- Born: 1938 (age 87–88)
- Occupations: Author, Journalist
- Known for: Moneymakers: The Secret World of Banknote Printing

= Klaus Bender =

German journalist (born 1938)

Klaus W. Bender (born 1938) is a German financial journalist and author, best known for writing the book Moneymakers: The Secret World of Banknote Printing.

==Early life==
He was born in 1938 in Darmstadt, county of Hesse. Bender studied economics at LMU Munich and, later, at University of Cologne, financing his entire studies by working as a factory hand and office clerk. After graduation in 1964, with an MA in business administration, he immediately joined the research institute of the Friedrich-Ebert-Stiftung (FESt), one of the largest German political foundations, which in 1966 dispatched him to its newly opened regional office in Tokyo, Japan.

==Career==

===Germany===
In 1970, Bender left FESt in order to become a journalist, a move he had planned for a long time.
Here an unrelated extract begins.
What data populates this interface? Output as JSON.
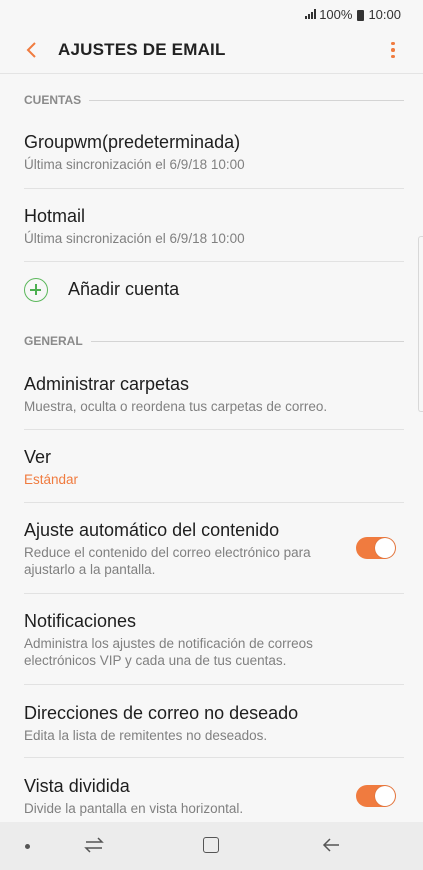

Initially, he reported from Tokyo on Japanese economic affairs as a freelance journalist for about 20 German and Swiss newspapers but soon was hired by Der Spiegel, Germany's most prominent weekly magazine, and simultaneously by Handelsblatt, one of Germany's leading economic dailies, as a freelance (economic) writer with a fixed retainer fee. In 1972, upon invitation from the board of publishers, Bender joined Frankfurter Allgemeine Zeitung (FAZ), Germany's leading daily (conservative) paper. He now reported on an exclusive basis for FAZ on politics, economics, and culture in the Asian region. Assignments by FAZ sent him to all countries of East and Southeast Asia, except for war-torn Indochina. Highlights were trips to mainland China (repeatedly), to North Korea, and to the Soviet Far East. All at that time were regions still closed to visitors from the West.

===Italy===
After 14 years in Japan, Bender in 1980 asked for a transfer back to Europe. He was reassigned as economics correspondent of FAZ in Rome, covering Italy and selected countries around the Mediterranean Basin. Although Bender considered the years passed in Italy as particularly happy and enriching, the fall of the Wall in Berlin induced him to ask in 1992, for a transfer to Eastern Europe. As economics correspondent of FAZ for Eastern and Southeastern Europe, he now accompanied the countries in the Prague-Bucharest-Belgrade triangle on their painful road of transition from Soviet oppression to a free market system and parliamentary democracy.

===Misprint of euro===
In the year 2000 Bender asked to be relieved of his duties as a full-time reporter in order to have more time for writing a non-fiction book about the arcane international high security printing industry that prints our banknotes, passports, and credit cards. However, he remained affiliated with FAZ as a reporter for specialized topics. In view of the upcoming common European currency, Bender as early as 1996 had started collecting material for a book on this subject even though frequent travelling for his newspaper made this additional task very difficult. As one result of this research, Bender in 2000, broke in FAZ the story of the misprint of more than 300 million pieces of 100-euro banknotes by Germany's high security printer Giesecke & Devrient. Bender's story went around the world, forcing the Munich-based company to recall the affected banknotes from the European Central Bank, and adding the missing security feature at an estimated additional cost of 15 million euro. Later it was Bender, who with several pieces published by FAZ, for the first time publicly denounced the shocking events surrounding the privatization of Bundesdruckerei, Berlin. This highly reputed German state banknote printer, because of the greed and incompetence of the people involved in the privatization process, was brought to the brink of collapse. It was one of the biggest economic scandals in post-war Germany.

==Published book==
In 2004, Bender published the result of many years of research in German language in his book Geldmacher, das geheimste Gewerbe der Welt, published by Wiley-VCH, Weinheim (Germany). This first book published worldwide on the extremely secretive high security printing industry was applauded even by the sensitive industry itself, and was on the list of bestsellers (economics) in Germany, Austria, and Switzerland. In 2006, Bender published an up-dated version in English titled Moneymakers: The Secret World of Banknote Printing, again with Wiley-VCH. In this English version, based on technical facts, Bender, for the first time presented the massive doubts harboured by the high security printing industry and European police forces concerning the American accusations that North Korea is counterfeiting US 50- and 100-dollar bills on a large scale. These counterfeits called "supernotes" are of such high quality that even seasoned experts of banknote printing cannot distinguish them from a genuine note. More detailed information on this extremely touchy issue, obtained by Bender after the English version had gone to print, was published in two separate articles in FAZ (February 2006, January 2007), and in the Swiss paper Neue Zürcher Zeitung (February 2007). In these articles Bender also alleges that "supernotes" are actually produced by CIA in a facility near Washington D.C.